Professor: Myronn Hardy
Term: Winter 2022
Adopted at: Notre Dame University
Course: ENGL 30851 Poetry Writing
Course Description: This is a course for students who are ready to immerse themselves in the strange contagious waters of poetry. We’ll read across regions, languages, communities, and time periods to connect to poetry’s aesthetic, formal, and political urgencies and possibilities, and we’ll write an array of poems of our own. Expect to write individual lyrics as well as prose poems, letters, verse plays, sound poems, collages, remixes, performance pieces, and verse plays, and to poke around in the traditional and digital media by which poems have been shared. Expect to write in- and out-of- class poems, work collaboratively on group projects and translations, present, perform, participate, and offer kind and supportive feedback on peer work., and propose and execute a final project of your own devising.
Professor: Joyelle McSweeney
Term: Spring 2019
Adopted at: Notre Dame University
Course: ENGL 20002 Introduction to Poetry Writing
Course Description: This course invites you to build on the basics, develop your technical abilities, and broaden your approaches to the form, genres, media, language, and performance of contemporary poetry.

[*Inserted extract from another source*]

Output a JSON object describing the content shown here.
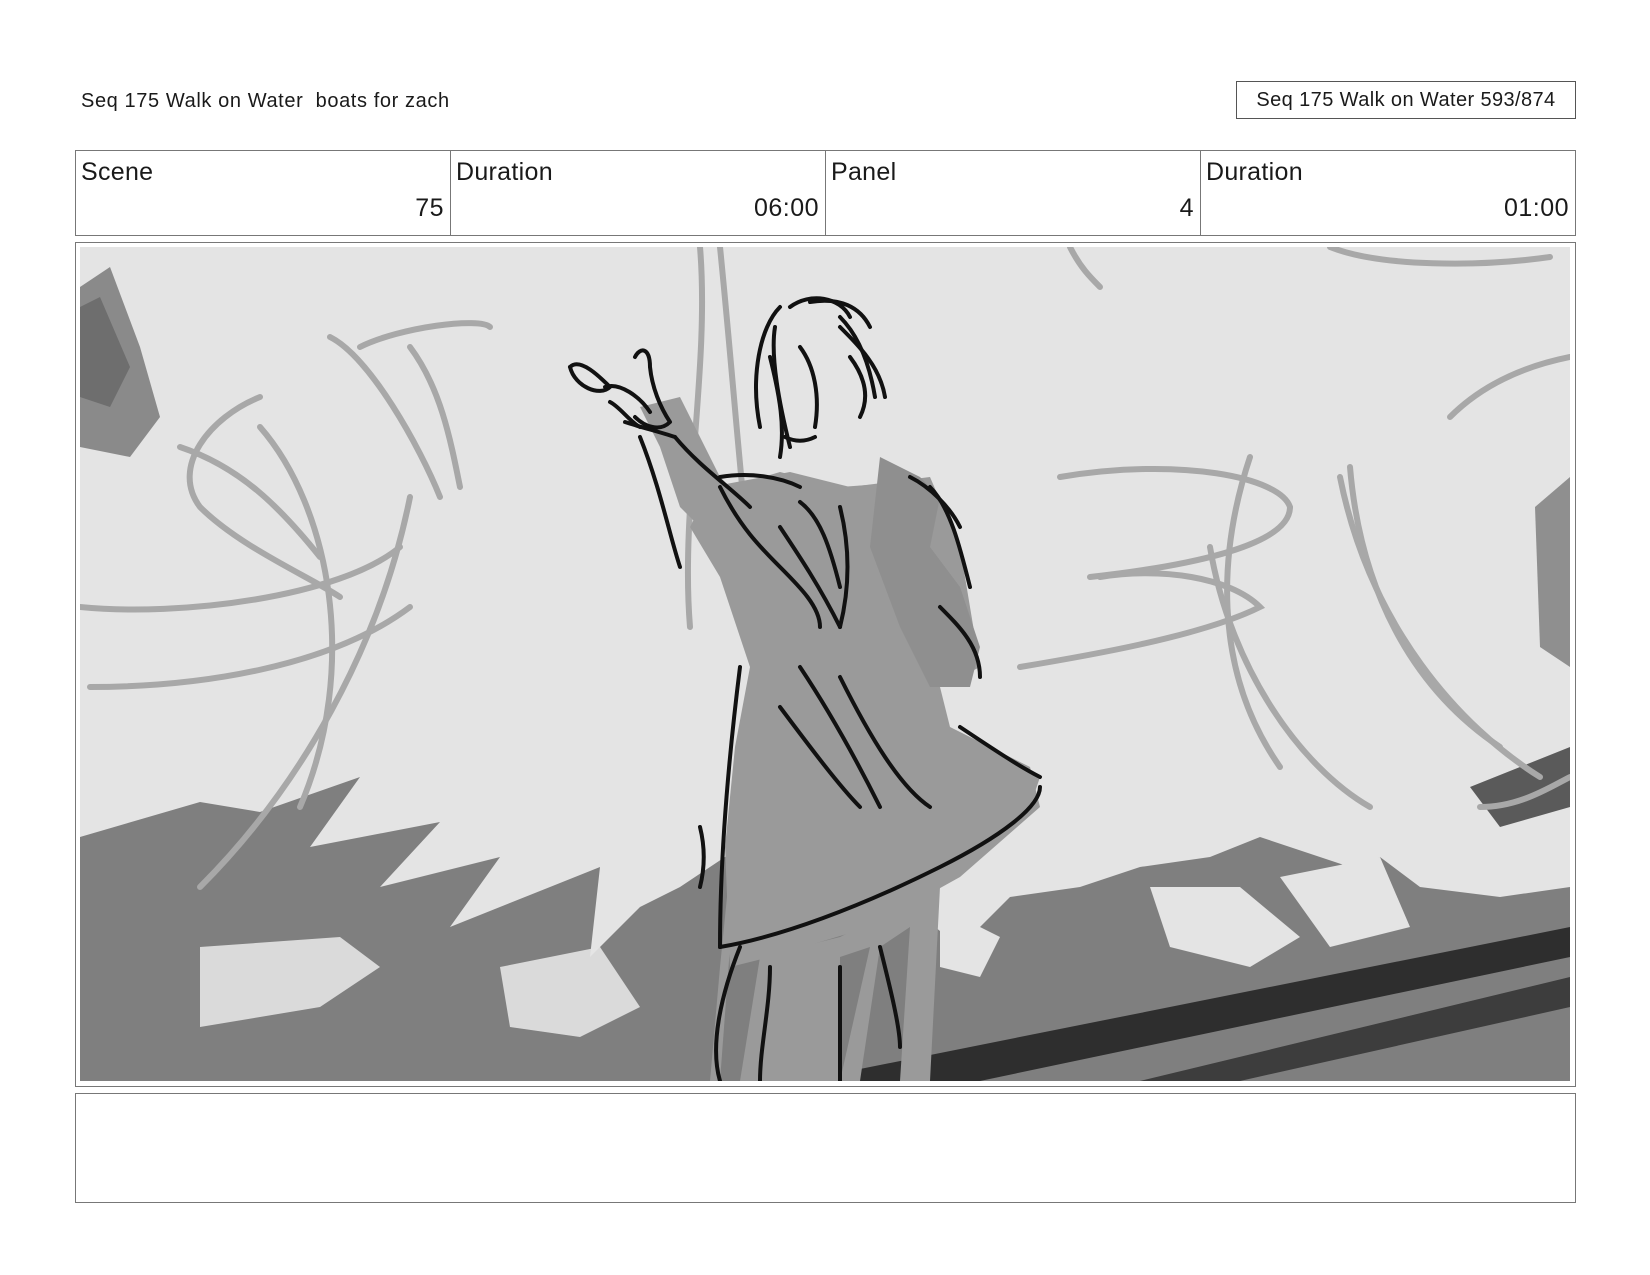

Students should expect to read and view works from a variety of periods and cultures and will generate their own poems in response to course readings and prompts as well as their own impromptu in-class writing. Students will also sharpen their critical vocabulary as they analyze assigned readings, critique peer work, and receive critiques of their poems from both peers and instructor.